While the people of Turlock have been engaged in a pitched and feverish frenzy about the fate of the downtown farmers market, another battle has gone mostly unnoticed. A decision has been made that will be changing the character of our beloved Main Street.
It appears that several small shops on the 200 block of W. Main have been given their 30-day notice by their landlord, Matt Swanson, and are being asked to vacate locations that some of them have held for decades. In just a couple of weeks, Turlock’s downtown will lose a 62-year old flower shop, a promising local artisan jeweler, a clock and watch shop, a shoe repair store (that based on its sign has probably been around longer than I have been alive), and a barber shop with enough character that it should certainly qualify as a local monument! These types of shops were the very reason that the movie "Christian Mingle," another Matt Swanson project, made the trek to Turlock for its recent filming.
This is very distressing, as a three-year plan of a wealthy Christian individual should include putting himself at risk, by informing his tenants well in advance, so that they can plan accordingly. Even if it hurts the income from that property, it could mean the survival of those businesses, by allowing them to find new locations.
As a proud free market capitalist, I do not think that we should be enacting measures to stop property owners from doing what they want with their own building. This action is troubling simply because capitalism is only helpful if combined with a higher moral code, one that places others above ourselves.
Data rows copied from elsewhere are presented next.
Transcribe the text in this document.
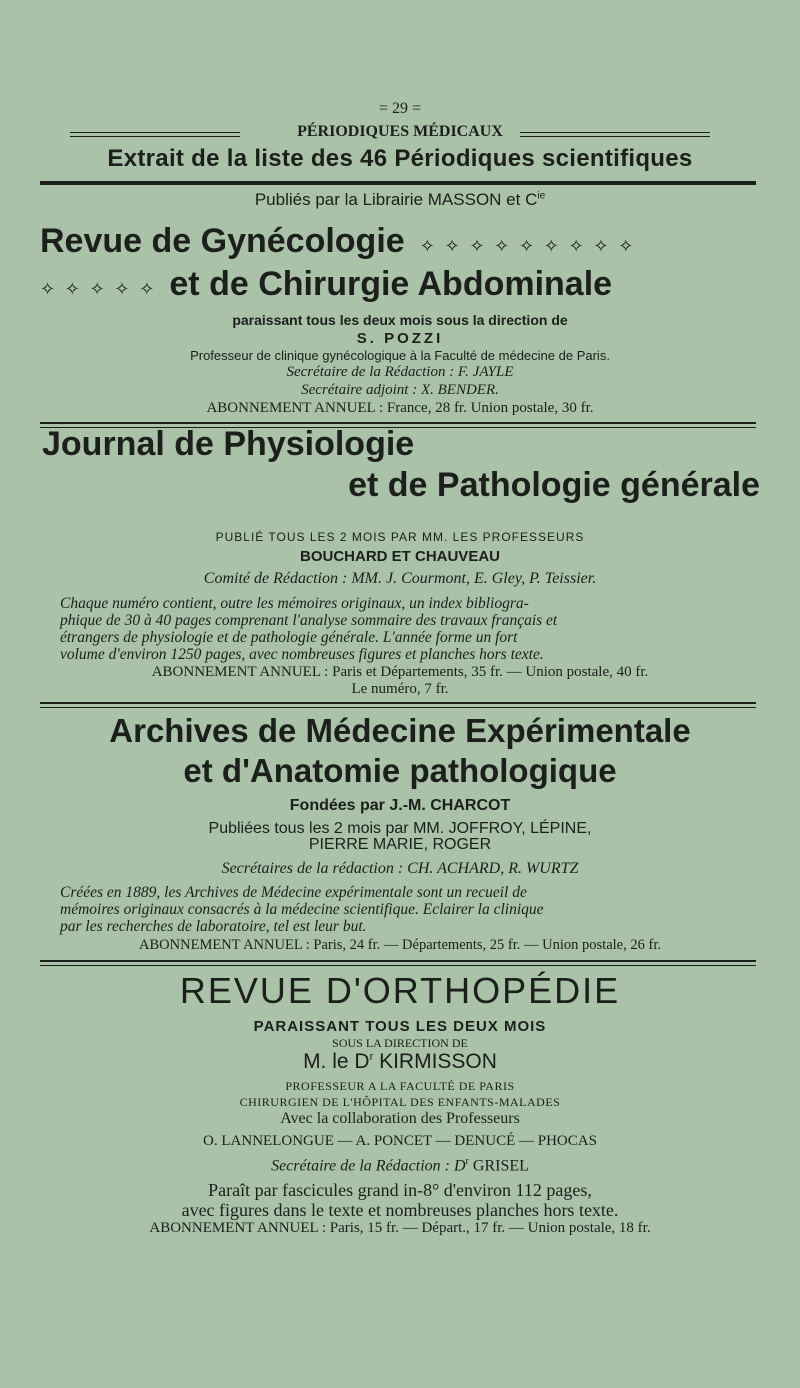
= 29 =
PÉRIODIQUES MÉDICAUX
Extrait de la liste des 46 Périodiques scientifiques
Publiés par la Librairie MASSON et $C^{ie}$
Revue de Gynécologie ✧ ✧ ✧ ✧ ✧ ✧ ✧ ✧ ✧
✧ ✧ ✧ ✧ ✧ et de Chirurgie Abdominale
paraissant tous les deux mois sous la direction de
S. POZZI
Professeur de clinique gynécologique à la Faculté de médecine de Paris.
Secrétaire de la Rédaction : F. JAYLE
Secrétaire adjoint : X. BENDER.
ABONNEMENT ANNUEL : France, 28 fr. Union postale, 30 fr.
Journal de Physiologie
et de Pathologie générale
PUBLIÉ TOUS LES 2 MOIS PAR MM. LES PROFESSEURS
BOUCHARD ET CHAUVEAU
Comité de Rédaction : MM. J. Courmont, E. Gley, P. Teissier.
Chaque numéro contient, outre les mémoires originaux, un index bibliogra-
phique de 30 à 40 pages comprenant l'analyse sommaire des travaux français et
étrangers de physiologie et de pathologie générale. L'année forme un fort
volume d'environ 1250 pages, avec nombreuses figures et planches hors texte.
ABONNEMENT ANNUEL : Paris et Départements, 35 fr. — Union postale, 40 fr.
Le numéro, 7 fr.
Archives de Médecine Expérimentale
et d'Anatomie pathologique
Fondées par J.-M. CHARCOT
Publiées tous les 2 mois par MM. JOFFROY, LÉPINE,
PIERRE MARIE, ROGER
Secrétaires de la rédaction : CH. ACHARD, R. WURTZ
Créées en 1889, les Archives de Médecine expérimentale sont un recueil de
mémoires originaux consacrés à la médecine scientifique. Eclairer la clinique
par les recherches de laboratoire, tel est leur but.
ABONNEMENT ANNUEL : Paris, 24 fr. — Départements, 25 fr. — Union postale, 26 fr.
REVUE D'ORTHOPÉDIE
PARAISSANT TOUS LES DEUX MOIS
SOUS LA DIRECTION DE
M. le $D^r$ KIRMISSON
PROFESSEUR A LA FACULTÉ DE PARIS
CHIRURGIEN DE L'HÔPITAL DES ENFANTS-MALADES
Avec la collaboration des Professeurs
O. LANNELONGUE — A. PONCET — DENUCÉ — PHOCAS
Secrétaire de la Rédaction : $D^r$ GRISEL
Paraît par fascicules grand in-8° d'environ 112 pages,
avec figures dans le texte et nombreuses planches hors texte.
ABONNEMENT ANNUEL : Paris, 15 fr. — Départ., 17 fr. — Union postale, 18 fr.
Without the ability to elevate the needs of our neighbor, especially when we are in a position of strength, it leads to the business decisions that strip-mine mountains, pollute rivers and remove the irreplaceable decades old patina of a charming downtown, all to further personal goals, without the consideration for the businesses, and the livelihoods that depend on them.
You can simply look at West Main to see that Matt Swanson obviously cares about this community, and has done much for the revitalization of downtown. For that investment we should be very grateful. He is certainly no Henry F. Potter; but it is the actions towards those weaker and more vulnerable than ourselves that determine the measure of a man, and decisions like these certainly do cast an uncomfortable shadow over our town.
The charm of a downtown was not created overnight, and the small shops that have served our parents and grandparents are a significant part of that allure, especially when they are side by side with new and flourishing businesses. My wish is that they be allowed to stay, but if they are made to leave, they should be given the time needed to find new homes, as is deserving of their significant time serving downtown Turlock.